Optimization

(mathematics) The maximizing or minimizing of a given function possibly subject to some type of constraints.
(systems engineering) Broadly, the efforts and processes of making a decision, a design, or a system as perfect, effective, or functional as possible. Narrowly, the specific methodology, techniques, and procedures used to decide on the one specific solution in a defined set of possible alternatives that will best satisfy a selected criterion. Also known as system optimization.

The design and operation of systems or processes to make them as good as possible in some defined sense. The approaches to optimizing systems are varied and depend on the type of system involved, but the goal of all optimization procedures is to obtain the best results possible (again, in some defined sense) subject to restrictions or constraints that are imposed. While a system may be optimized by treating the system itself, by adjusting various parameters of the process in an effort to obtain better results, it generally is more economical to develop a model of the process and to analyze performance changes that result from adjustments in the model. In many applications, the process to be optimized can be formulated as a mathematical model; with the advent of high-speed computers, very large and complex systems can be modeled, and optimization can yield substantially improved benefits.

Optimization is applied in virtually all areas of human endeavor, including engineering system design, optical system design, economics, power systems, water and land use, transportation systems, scheduling systems, resource allocation, personnel planning, portfolio selection, mining operations, blending of raw materials, structural design, and control systems. Optimizers or decision makers use optimization in the design of systems and processes, in the production of products, and in the operation of systems.

The first step in modern optimization is to obtain a mathematical description of the process or the system to be optimized. A mathematical model of the process or system is then formed on the basis of this description. Depending on the application, the model complexity can range from very simple to extremely complex. An example of a simple model is one that depends on only a single nonlinear algebraic function of one variable to be selected by the optimizer (the decision maker). Complex models may contain thousands of linear and nonlinear functions of many variables. As part of the procedure, the optimizer may select specific values for some of the variables, assign variables that are functions of time or other independent variables, satisfy constraints that are imposed on the variables, satisfy certain goals, and account for uncertainties or random aspects of the system.

System models used in optimization are classified in various ways, such as linear versus nonlinear, static versus dynamic, deterministic versus stochastic, or time-invariant versus time-varying. In forming a model for use with optimization, all of the important aspects of the problem should be included, so that they will be taken into account in the solution.
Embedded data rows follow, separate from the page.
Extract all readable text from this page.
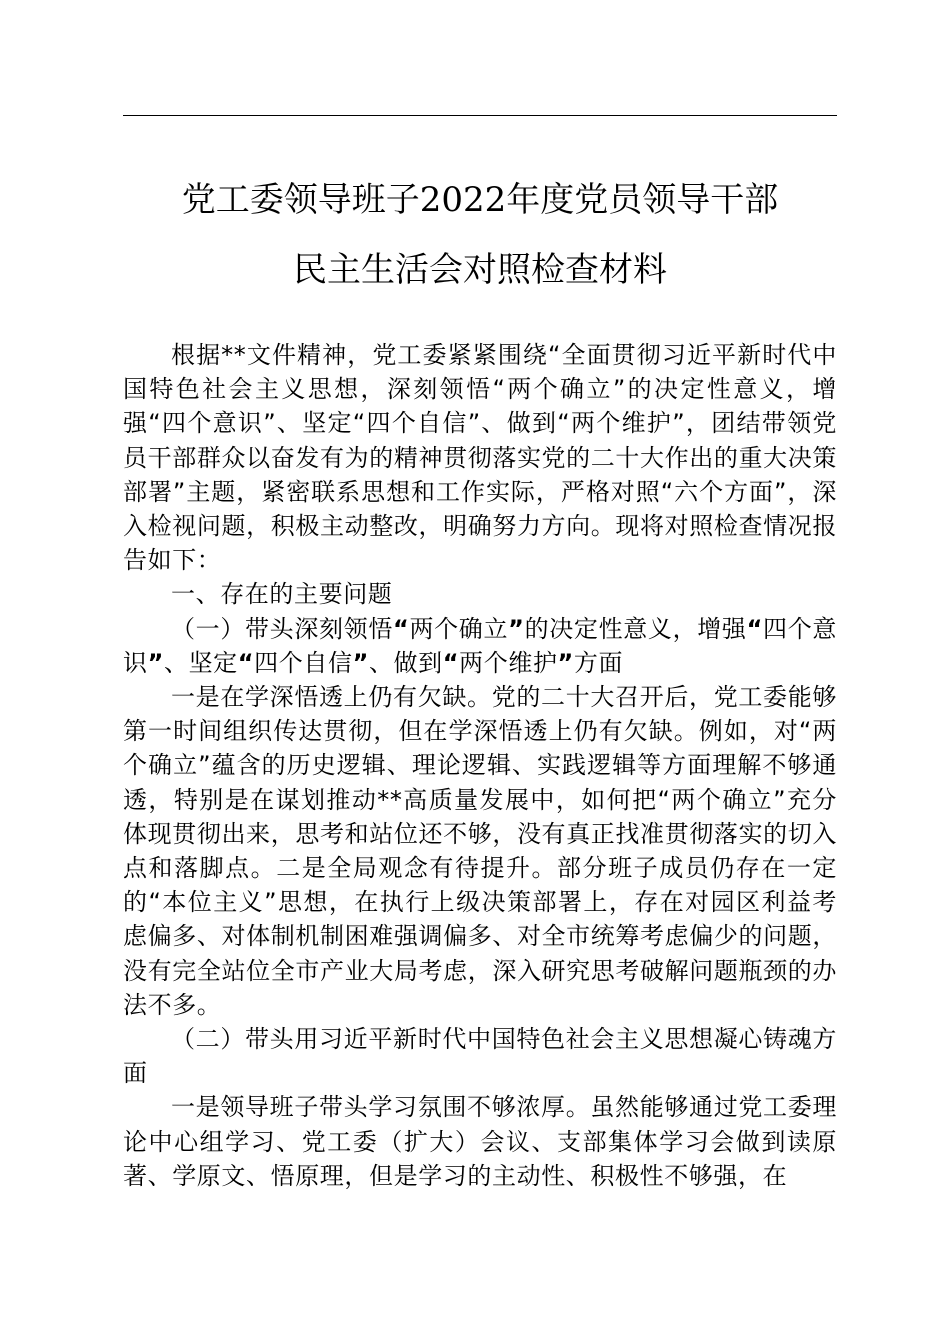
党工委领导班子2022年度党员领导干部
民主生活会对照检查材料

根据**文件精神，党工委紧紧围绕“全面贯彻习近平新时代中国特色社会主义思想，深刻领悟“两个确立”的决定性意义，增强“四个意识”、坚定“四个自信”、做到“两个维护”，团结带领党员干部群众以奋发有为的精神贯彻落实党的二十大作出的重大决策部署”主题，紧密联系思想和工作实际，严格对照“六个方面”，深入检视问题，积极主动整改，明确努力方向。现将对照检查情况报告如下：

一、存在的主要问题

（一）带头深刻领悟“两个确立”的决定性意义，增强“四个意识”、坚定“四个自信”、做到“两个维护”方面

一是在学深悟透上仍有欠缺。党的二十大召开后，党工委能够第一时间组织传达贯彻，但在学深悟透上仍有欠缺。例如，对“两个确立”蕴含的历史逻辑、理论逻辑、实践逻辑等方面理解不够通透，特别是在谋划推动**高质量发展中，如何把“两个确立”充分体现贯彻出来，思考和站位还不够，没有真正找准贯彻落实的切入点和落脚点。二是全局观念有待提升。部分班子成员仍存在一定的“本位主义”思想，在执行上级决策部署上，存在对园区利益考虑偏多、对体制机制困难强调偏多、对全市统筹考虑偏少的问题，没有完全站位全市产业大局考虑，深入研究思考破解问题瓶颈的办法不多。

（二）带头用习近平新时代中国特色社会主义思想凝心铸魂方面

一是领导班子带头学习氛围不够浓厚。虽然能够通过党工委理论中心组学习、党工委（扩大）会议、支部集体学习会做到读原著、学原文、悟原理，但是学习的主动性、积极性不够强，在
The model can improve visualization of many interconnected aspects of the problem that cannot be grasped on the basis of the individual parts alone. A given system can have many different models that differ in detail and complexity. Certain models (for example, linear programming models) lend themselves to rapid and well-developed solution algorithms, whereas other models may not. When choosing between equally valid models, therefore, those that are cast in standard optimization forms are to be preferred. See also Model theory.

The model of a system must account for constraints that are imposed on the system. Constraints restrict the values that can be assumed by variables of a system. Constraints often are classified as being either equality or inequality constraints. The types of constraints involved in any given problem are determined by the physical nature of the problem and by the level of complexity used in forming the mathematical model.

Constraints that must be satisfied are called rigid constraints. Physical variables often are restricted to be nonnegative; for example, the amount of a given material used in a system is required to be greater than or equal to zero. Rigid constraints also may be imposed by government regulations or by customer-mandated requirements. Such constraints may be viewed as absolute goals.

In contrast to rigid constraints, soft constraints are those constraints that are negotiable to some degree. These constraints can be viewed as goals that are associated with target values. The amount that the goal deviates from its target value could be considered in evaluating trade-offs between alternative solutions to the given problem.

When constraints have been established, it is important to determine if there are any solutions to the problem that simultaneously satisfy all of the constraints. Any such solution is called a feasible solution, or a feasible point in the case of algebraic problems. The set of all feasible points constitutes the feasible region.

If no feasible solution exists for a given optimization problem, the decision maker may relax some of the soft constraints in an attempt to create one or more feasible solutions; a class of approaches to optimization under the general heading of goal programming may be employed to relax soft constraints in a systematic way to minimize some measure of maximum deviations from goals.

A key step in the formulation of any optimization problem is the assignment of performance measures (also called performance indices, cost functions, return functions, criterion functions, and performance objectives) that are to be optimized. The success of any optimization result is critically dependent on the selection of meaningful performance measures. In many cases, the actual computational solution approach is secondary. Ways in which multiple performance measures can be incorporated in the optimization process are varied.